I codici del successo

Unico titolo a comparire senza interruzioni in tutte le quarantaquattro settimane prese in esame, Il codice da Vinci stravolge il format del bestseller di stagione e conferma la propria tenuta tra i libri più venduti, mentre proliferano le opere volte a chiosare, approfondire e contestare le tesi adombrate nel romanzo. Ma nelle classifiche della saggistica si fa strada anche l’alternativa alle suggestioni “alla Dan Brown”, con i richiami alle coscienze nei testi dei due papi, il lucido scetticismo ragionato di Giulio Giorello e l’indagine socioeconomica di Il secolo cinese.

Per il secondo anno consecutivo, l’onda lunga del Codice da Vinci travolge le classifiche dei libri più venduti, rafforzando l’impressione che talvolta i successi in letteratura siano frutto di beffarde coincidenze che sfuggono alla comprensione razionale. Certo, il romanzo di Dan Brown, lasciato al suo corso nei primi mesi dalla comparsa in libreria, ha potuto giovarsi poi degli effetti di risonanza dei numerosi servizi che stampa e media gli hanno dedicato sull’onda del consenso ottenuto. Ma, anche considerando la straordinaria capacità promozionale di questo circolo virtuoso, il risultato va ben oltre il più ottimistico dei pronostici. E – conviene chiarirlo subito – si tratta d’un risultato a tratti imbarazzante per la sciatteria dello stile e la debolezza di una struttura, ricalcata sugli schemi della fiction televisiva, che alterna in maniera troppo programmatica scene parallele di breve misura.

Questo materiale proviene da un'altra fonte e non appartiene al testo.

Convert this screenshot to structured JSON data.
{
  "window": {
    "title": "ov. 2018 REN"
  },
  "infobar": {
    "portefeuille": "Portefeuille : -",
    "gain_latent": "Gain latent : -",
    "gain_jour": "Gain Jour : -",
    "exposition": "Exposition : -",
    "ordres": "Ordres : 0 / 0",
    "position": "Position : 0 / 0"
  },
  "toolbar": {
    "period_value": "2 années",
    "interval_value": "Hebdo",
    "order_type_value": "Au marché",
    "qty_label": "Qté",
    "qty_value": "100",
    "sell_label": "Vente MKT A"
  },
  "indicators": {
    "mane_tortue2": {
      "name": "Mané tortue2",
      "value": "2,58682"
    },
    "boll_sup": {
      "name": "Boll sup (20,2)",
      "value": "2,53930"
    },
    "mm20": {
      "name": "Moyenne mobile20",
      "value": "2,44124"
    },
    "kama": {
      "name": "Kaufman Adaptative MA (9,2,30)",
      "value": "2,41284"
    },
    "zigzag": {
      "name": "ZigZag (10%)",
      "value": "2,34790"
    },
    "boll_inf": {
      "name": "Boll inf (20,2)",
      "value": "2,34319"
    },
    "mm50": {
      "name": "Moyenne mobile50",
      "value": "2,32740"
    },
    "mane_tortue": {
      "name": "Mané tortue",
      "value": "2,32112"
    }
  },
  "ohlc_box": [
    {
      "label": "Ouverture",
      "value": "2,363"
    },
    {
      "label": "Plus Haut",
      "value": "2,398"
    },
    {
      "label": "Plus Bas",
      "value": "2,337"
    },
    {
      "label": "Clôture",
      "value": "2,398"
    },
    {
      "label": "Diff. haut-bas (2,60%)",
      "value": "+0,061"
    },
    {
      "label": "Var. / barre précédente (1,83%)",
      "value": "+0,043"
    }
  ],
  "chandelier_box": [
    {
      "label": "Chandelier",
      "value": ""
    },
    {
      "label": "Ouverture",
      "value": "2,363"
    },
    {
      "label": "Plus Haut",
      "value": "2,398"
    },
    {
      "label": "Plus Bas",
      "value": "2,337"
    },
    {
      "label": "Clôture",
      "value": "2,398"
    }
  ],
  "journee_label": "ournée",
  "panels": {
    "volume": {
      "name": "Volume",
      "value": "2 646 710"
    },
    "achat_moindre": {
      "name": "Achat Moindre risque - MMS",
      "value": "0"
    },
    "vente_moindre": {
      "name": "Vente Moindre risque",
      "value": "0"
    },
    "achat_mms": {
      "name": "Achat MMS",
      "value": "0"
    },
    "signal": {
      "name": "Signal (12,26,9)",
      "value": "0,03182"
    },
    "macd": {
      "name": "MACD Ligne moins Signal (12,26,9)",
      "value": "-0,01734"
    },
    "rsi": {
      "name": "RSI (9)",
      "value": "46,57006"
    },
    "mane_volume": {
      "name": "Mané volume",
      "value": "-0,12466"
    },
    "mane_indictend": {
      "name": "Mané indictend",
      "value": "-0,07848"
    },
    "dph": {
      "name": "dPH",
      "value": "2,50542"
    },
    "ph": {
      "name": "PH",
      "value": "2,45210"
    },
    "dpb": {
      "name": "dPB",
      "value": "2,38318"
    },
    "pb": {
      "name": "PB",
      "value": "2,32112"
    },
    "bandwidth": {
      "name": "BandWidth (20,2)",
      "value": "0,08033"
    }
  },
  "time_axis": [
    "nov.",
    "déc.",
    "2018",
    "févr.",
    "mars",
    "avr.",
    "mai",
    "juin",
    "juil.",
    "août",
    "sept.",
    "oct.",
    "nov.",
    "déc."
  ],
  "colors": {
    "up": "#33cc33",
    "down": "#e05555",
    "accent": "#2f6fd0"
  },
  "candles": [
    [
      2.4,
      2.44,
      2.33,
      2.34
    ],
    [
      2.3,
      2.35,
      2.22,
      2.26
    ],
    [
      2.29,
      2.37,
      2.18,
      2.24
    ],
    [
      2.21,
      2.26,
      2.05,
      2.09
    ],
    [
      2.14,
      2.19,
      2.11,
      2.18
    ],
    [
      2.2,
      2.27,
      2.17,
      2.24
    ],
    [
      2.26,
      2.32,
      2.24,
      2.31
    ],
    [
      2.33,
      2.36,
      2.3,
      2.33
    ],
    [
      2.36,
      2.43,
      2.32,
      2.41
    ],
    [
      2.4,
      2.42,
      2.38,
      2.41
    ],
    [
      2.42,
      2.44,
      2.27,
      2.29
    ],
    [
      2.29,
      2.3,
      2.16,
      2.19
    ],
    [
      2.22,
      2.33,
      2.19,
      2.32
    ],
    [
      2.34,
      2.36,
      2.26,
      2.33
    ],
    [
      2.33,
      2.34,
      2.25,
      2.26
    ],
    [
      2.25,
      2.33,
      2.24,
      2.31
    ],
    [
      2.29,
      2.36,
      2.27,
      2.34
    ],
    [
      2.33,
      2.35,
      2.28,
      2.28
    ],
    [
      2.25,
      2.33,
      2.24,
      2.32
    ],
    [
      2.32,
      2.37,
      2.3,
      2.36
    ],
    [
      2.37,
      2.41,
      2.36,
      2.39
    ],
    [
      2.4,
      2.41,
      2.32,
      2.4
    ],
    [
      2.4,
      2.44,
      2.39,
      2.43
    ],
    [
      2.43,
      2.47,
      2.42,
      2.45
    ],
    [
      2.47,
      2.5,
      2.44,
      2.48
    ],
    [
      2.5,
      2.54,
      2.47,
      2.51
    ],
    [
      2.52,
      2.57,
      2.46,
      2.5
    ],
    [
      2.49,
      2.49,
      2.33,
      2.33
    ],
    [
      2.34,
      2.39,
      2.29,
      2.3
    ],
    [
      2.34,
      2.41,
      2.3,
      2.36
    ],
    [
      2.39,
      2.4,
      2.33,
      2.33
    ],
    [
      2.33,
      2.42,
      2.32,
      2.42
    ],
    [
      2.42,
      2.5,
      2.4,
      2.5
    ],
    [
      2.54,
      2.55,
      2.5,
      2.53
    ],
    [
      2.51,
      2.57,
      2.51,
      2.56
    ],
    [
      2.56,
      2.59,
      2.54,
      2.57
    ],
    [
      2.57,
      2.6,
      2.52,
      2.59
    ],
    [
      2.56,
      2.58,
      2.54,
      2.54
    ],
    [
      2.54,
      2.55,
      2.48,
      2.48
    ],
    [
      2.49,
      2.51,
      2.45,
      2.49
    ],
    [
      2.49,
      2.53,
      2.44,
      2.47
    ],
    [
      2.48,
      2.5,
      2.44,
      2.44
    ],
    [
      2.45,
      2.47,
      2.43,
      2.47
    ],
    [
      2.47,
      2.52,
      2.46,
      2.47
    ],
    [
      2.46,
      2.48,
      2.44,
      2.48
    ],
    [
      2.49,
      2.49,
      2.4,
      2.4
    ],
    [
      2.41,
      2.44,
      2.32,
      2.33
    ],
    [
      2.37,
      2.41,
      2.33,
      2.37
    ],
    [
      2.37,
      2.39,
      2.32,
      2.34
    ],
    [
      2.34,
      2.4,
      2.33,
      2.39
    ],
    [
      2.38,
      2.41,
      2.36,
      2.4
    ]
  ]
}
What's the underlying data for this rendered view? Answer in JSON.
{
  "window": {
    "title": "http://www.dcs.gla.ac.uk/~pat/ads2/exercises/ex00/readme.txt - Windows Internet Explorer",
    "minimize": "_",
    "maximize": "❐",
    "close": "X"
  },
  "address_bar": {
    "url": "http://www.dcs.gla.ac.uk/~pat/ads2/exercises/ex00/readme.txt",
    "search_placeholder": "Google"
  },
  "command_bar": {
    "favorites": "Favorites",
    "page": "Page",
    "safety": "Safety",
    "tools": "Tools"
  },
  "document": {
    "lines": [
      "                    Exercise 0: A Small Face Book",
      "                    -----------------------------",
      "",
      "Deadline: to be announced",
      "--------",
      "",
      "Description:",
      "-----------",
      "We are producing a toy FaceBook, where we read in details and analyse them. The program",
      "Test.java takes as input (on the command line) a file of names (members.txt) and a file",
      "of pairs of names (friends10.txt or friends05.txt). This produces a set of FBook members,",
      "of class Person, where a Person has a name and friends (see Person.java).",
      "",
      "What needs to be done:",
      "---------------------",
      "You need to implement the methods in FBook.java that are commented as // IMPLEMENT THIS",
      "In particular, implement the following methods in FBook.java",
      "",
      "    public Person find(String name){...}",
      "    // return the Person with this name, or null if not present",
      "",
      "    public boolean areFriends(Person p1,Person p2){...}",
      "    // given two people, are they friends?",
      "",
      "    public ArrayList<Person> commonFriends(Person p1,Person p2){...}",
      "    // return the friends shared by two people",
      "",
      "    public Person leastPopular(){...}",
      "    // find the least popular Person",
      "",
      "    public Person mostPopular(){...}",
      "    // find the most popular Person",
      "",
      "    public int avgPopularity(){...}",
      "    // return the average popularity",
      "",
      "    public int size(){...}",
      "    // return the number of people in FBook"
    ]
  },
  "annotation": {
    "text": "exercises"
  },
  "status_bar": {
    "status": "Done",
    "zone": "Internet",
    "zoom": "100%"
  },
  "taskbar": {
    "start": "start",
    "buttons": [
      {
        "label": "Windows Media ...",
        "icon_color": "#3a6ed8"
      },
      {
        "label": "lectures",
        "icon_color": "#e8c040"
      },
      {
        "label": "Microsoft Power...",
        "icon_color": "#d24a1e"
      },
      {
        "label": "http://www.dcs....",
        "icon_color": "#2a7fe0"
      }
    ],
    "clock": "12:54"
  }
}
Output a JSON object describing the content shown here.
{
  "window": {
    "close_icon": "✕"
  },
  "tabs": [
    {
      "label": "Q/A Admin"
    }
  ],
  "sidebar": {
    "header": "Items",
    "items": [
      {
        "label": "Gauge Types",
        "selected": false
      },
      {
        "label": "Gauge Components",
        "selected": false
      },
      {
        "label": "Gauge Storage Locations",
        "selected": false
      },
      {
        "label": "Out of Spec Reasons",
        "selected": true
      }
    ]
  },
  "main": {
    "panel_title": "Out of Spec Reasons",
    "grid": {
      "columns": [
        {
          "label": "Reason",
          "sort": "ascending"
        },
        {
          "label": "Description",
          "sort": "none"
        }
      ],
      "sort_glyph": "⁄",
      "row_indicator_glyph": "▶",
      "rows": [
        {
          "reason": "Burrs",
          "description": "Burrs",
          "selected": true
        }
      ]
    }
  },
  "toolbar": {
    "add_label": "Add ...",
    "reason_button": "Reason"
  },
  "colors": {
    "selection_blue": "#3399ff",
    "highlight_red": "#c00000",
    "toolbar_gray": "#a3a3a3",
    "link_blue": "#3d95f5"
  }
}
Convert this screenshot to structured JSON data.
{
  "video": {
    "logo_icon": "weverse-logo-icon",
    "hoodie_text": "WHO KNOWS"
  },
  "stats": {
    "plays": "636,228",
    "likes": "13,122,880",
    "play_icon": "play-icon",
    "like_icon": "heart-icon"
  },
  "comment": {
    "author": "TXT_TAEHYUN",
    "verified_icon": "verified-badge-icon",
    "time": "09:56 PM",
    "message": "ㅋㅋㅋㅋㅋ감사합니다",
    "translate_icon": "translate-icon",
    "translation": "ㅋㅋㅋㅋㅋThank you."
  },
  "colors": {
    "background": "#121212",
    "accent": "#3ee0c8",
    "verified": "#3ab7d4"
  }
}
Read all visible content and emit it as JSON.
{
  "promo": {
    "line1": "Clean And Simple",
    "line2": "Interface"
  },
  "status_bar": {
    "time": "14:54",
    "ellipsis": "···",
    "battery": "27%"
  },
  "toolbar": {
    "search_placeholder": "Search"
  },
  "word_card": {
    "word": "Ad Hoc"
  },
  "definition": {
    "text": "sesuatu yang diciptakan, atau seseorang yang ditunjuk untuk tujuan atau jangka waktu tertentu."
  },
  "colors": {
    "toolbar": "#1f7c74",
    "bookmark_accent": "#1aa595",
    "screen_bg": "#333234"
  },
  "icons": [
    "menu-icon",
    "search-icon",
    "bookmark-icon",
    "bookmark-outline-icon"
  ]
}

Nondimeno, la gigantesca fortuna editoriale del Codice da Vinci impone un’attenzione senza preclusioni snobistiche. Se non altro perché l’anomalia rispetto agli standard del mercato nordamericano, costituzionalmente regolato dalla logica del successo di stagione, è troppo importante per essere taciuta. Finora la longevità libraria nel nostro paese è stata piuttosto una prerogativa del bestseller all’italiana, nelle varie articolazioni assunte dagli anni sessanta in poi. Basta ricordare i casi arcinoti di Un uomo di Oriana Fallaci, Il nome della rosa di Umberto Eco, Va’ dove ti porta il cuore di Susanna Tamaro, Novecento di Alessandro Baricco o, in tempi più recenti (con esiti di vendita più modesti, ma significativi), quelli di Io non ho paura di Niccolò Ammaniti e Non ti muovere di Margaret Mazzantini. E normale che questi libri abbiano una strategia di conquista dei lettori a lungo termine: sono stati confezionati nel rispetto dei canoni della letterarietà istituzionale, ambiscono a un riconoscimento critico che li sottragga all’opera divoratrice del tempo e li innalzi al rango di modelli da proporre alle nuove generazioni. La stessa strategia non è normale per la narrativa d’oltreoceano, più spregiudicatamente volta al consumo, e perciò tesa a massimizzare i profitti in pochi mesi o settimane, per agevolare il ricambio delle novità librarie. Sotto questo profilo, Il codice da Vinci rappresenta un’eccezione, che lo distingue dall’abbondanza di thriller made in Usa sfornati ogni anno.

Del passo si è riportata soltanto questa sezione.